Face aux limites d’un modèle de croissance encore peu transformateur, le Sénégal mise désormais sur une approche territorialisée pour faire du secteur privé un moteur durable de développement économique.
Le ministère de l’Économie, du Plan et de la Coopération du Sénégal a récemment ներկայաց une nouvelle orientation stratégique visant à renforcer le rôle du secteur privé dans la dynamique économique nationale. À travers la Stratégie nationale de développement du secteur privé et de promotion de l’investissement (SNDSPI), les autorités entendent impulser une croissance davantage ancrée dans les réalités locales.
Ce repositionnement s’appuie sur un constat clair : malgré une progression économique sur plusieurs décennies, le modèle actuel reste fortement dépendant de la dépense publique, tandis que la croissance moyenne demeure insuffisante pour soutenir une transformation structurelle durable.

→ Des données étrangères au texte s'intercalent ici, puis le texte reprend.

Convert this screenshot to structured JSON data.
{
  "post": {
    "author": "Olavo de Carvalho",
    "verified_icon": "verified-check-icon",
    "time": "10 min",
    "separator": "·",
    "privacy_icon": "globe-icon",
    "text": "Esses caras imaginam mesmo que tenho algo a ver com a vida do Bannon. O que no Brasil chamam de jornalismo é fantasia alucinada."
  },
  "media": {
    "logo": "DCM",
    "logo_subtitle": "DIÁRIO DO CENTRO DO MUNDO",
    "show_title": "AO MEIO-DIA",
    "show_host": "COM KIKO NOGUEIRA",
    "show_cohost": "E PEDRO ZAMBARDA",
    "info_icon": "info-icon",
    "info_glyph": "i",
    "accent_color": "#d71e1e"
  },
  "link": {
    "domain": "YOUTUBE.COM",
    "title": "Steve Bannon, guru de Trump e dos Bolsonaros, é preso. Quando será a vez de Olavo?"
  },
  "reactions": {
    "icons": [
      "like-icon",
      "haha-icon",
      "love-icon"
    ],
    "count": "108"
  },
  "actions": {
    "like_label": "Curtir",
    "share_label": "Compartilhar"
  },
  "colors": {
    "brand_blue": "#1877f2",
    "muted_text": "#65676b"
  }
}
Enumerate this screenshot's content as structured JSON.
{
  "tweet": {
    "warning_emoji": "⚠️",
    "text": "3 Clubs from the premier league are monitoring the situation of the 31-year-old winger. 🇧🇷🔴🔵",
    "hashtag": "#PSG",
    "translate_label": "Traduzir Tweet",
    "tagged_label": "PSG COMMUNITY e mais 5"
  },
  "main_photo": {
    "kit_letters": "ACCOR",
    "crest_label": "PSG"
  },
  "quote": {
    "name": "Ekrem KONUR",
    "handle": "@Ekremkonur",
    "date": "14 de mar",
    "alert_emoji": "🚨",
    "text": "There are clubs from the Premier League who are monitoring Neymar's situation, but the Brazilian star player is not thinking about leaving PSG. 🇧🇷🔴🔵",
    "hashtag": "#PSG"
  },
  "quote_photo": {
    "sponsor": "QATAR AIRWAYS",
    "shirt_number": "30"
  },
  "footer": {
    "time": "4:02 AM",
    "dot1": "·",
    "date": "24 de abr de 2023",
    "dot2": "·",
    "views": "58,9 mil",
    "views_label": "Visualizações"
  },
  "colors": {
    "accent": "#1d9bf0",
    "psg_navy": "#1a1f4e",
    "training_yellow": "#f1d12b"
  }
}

L’un des axes majeurs de cette stratégie repose sur la création de « pôles territoires », conçus comme de véritables écosystèmes économiques régionaux. L’objectif est de valoriser les spécificités locales — agriculture, industrie, tourisme ou encore logistique — afin de stimuler la production, attirer les investissements et favoriser l’émergence de chaînes de valeur intégrées.
Cette approche vise également à corriger les déséquilibres territoriaux, marqués par une forte concentration des activités économiques dans la région de Dakar. En renforçant les capacités productives des régions, les autorités ambitionnent de créer des bassins d’emplois durables et de mieux répartir les richesses sur l’ensemble du territoire.
Au cœur de cette stratégie, le secteur privé est appelé à jouer un rôle central. Il s’agit non seulement de renforcer sa compétitivité, mais aussi de l’impliquer davantage dans la définition et la mise en œuvre des politiques publiques. La démarche s’appuie notamment sur le dialogue public-privé et sur des réformes destinées à améliorer l’environnement des affaires et à sécuriser les investissements.
Par ailleurs, un accent particulier est mis sur la structuration des filières économiques. Le développement de la transformation locale, la montée en gamme des productions et le soutien aux entreprises à fort potentiel constituent autant de leviers pour accroître la valeur ajoutée et réduire la dépendance aux exportations de matières premières.
Enfin, la territorialisation de l’action publique s’accompagne du déploiement de services de proximité, tels que des centres d’appui aux entreprises ou des dispositifs mutualisés, destinés à faciliter l’accès aux ressources techniques, financières et numériques, en particulier pour les PME et les entrepreneurs locaux.
À travers cette stratégie, le Sénégal affiche une ambition claire : bâtir un secteur privé plus productif, innovant et inclusif, capable de soutenir une croissance endogène et de répondre aux enjeux économiques de long terme.